Behind The Drawings: The Making Of Pe’er Halachah
| December 1, 2010
I remember Rav Dovid Hirsch from our days together in yeshivah. The sugya was Shnayim Ochazim B’Tallis (at the beginning of Bava Metzia) and we were all struggling with the Gemara and the intricate commentaries of the Rishonim and Acharonim. Sometimes the basic facts of the case were not entirely clear from the text — how much of the tallis each litigant was grasping how much they would be awarded by beis din and why. But Dovid had it all worked out — in drawings. The drawings were not only charming they helped to resolve our doubts and clarify the sugya.

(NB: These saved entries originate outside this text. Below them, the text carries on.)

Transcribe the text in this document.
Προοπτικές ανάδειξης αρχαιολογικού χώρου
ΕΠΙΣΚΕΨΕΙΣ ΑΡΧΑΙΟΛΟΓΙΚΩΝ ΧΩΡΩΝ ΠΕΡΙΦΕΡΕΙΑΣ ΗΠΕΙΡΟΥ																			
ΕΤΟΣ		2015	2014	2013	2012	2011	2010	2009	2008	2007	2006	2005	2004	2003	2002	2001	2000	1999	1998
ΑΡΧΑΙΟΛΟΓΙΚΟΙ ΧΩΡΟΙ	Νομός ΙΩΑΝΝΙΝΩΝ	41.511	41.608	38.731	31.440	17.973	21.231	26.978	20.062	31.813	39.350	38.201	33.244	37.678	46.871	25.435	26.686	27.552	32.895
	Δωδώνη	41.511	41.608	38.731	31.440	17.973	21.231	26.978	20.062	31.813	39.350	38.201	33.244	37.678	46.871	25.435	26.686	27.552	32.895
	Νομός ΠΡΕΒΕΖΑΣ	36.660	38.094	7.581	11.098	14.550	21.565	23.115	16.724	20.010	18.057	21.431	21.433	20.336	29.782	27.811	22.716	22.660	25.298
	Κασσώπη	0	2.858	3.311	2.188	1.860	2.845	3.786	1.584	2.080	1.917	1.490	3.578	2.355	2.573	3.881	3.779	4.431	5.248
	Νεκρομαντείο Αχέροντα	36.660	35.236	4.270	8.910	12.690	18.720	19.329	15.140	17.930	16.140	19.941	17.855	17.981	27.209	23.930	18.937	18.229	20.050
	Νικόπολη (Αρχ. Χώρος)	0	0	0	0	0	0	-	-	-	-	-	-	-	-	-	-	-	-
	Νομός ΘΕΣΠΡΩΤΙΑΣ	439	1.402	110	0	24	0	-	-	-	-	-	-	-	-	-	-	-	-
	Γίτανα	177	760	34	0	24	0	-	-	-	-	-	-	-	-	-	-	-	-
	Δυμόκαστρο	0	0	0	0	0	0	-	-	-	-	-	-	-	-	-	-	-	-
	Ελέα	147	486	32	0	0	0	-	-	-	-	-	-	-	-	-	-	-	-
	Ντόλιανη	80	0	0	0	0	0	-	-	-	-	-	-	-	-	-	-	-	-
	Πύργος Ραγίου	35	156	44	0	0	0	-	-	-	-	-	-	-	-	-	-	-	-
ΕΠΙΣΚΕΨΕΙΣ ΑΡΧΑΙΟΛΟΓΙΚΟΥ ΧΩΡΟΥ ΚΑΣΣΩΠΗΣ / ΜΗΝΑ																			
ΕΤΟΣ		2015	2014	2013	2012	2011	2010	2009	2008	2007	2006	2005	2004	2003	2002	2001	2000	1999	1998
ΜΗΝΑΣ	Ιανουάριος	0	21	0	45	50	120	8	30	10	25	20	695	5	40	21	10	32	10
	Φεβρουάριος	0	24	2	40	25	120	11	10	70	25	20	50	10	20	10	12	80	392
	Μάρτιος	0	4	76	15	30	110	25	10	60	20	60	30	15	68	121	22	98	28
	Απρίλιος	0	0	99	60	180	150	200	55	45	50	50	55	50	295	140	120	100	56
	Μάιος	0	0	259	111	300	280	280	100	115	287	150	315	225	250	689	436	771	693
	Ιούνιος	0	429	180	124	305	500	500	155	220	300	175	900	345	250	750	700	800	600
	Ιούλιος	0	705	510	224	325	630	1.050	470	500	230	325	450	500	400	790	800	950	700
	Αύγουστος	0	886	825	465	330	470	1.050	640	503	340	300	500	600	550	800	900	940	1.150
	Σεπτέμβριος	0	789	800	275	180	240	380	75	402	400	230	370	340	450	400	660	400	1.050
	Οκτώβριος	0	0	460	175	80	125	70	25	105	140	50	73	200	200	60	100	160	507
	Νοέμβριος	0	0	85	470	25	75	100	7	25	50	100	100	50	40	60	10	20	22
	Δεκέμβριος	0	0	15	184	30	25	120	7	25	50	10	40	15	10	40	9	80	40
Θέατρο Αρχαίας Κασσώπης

We were the first to benefit from his diligent doodling. Before many years were to pass thousands of others would join us. It was to become his unique path in avodas Hashem and an expression of the meticulousness in mitzvah performance that has become the signature of our generation.
As Rav Hirsch describes it in his introduction to Pe’er Halachah Al Arba’as HaMinim the impetus for his work arose from a desire to clarify halachos.
“When I was learning Perek Lulav HaGazul and Hilchos Arba’as HaMinim without even thinking about it I would draw little pictures for myself in the margins of the page to help me remember ... I wanted to see with my own eyes what exactly was the meaning of murkav al shneihem of a hadas according to the Rosh? What was the exact location of the chotem of an esrog according to the Rif Rosh and Rambam respectively? Where is the tiyomes of the lulav according to the Shulchan Aruch and the Rema respectively? The little drawings accumulated until it reached the point where my friends and rebbeim encouraged me to refine and complete them and gather them into a sefer for the benefit of everyone learning those sugyos as it says in the Gemara (Shabbos 104a): “Make simanim for the Torah and acquire it.”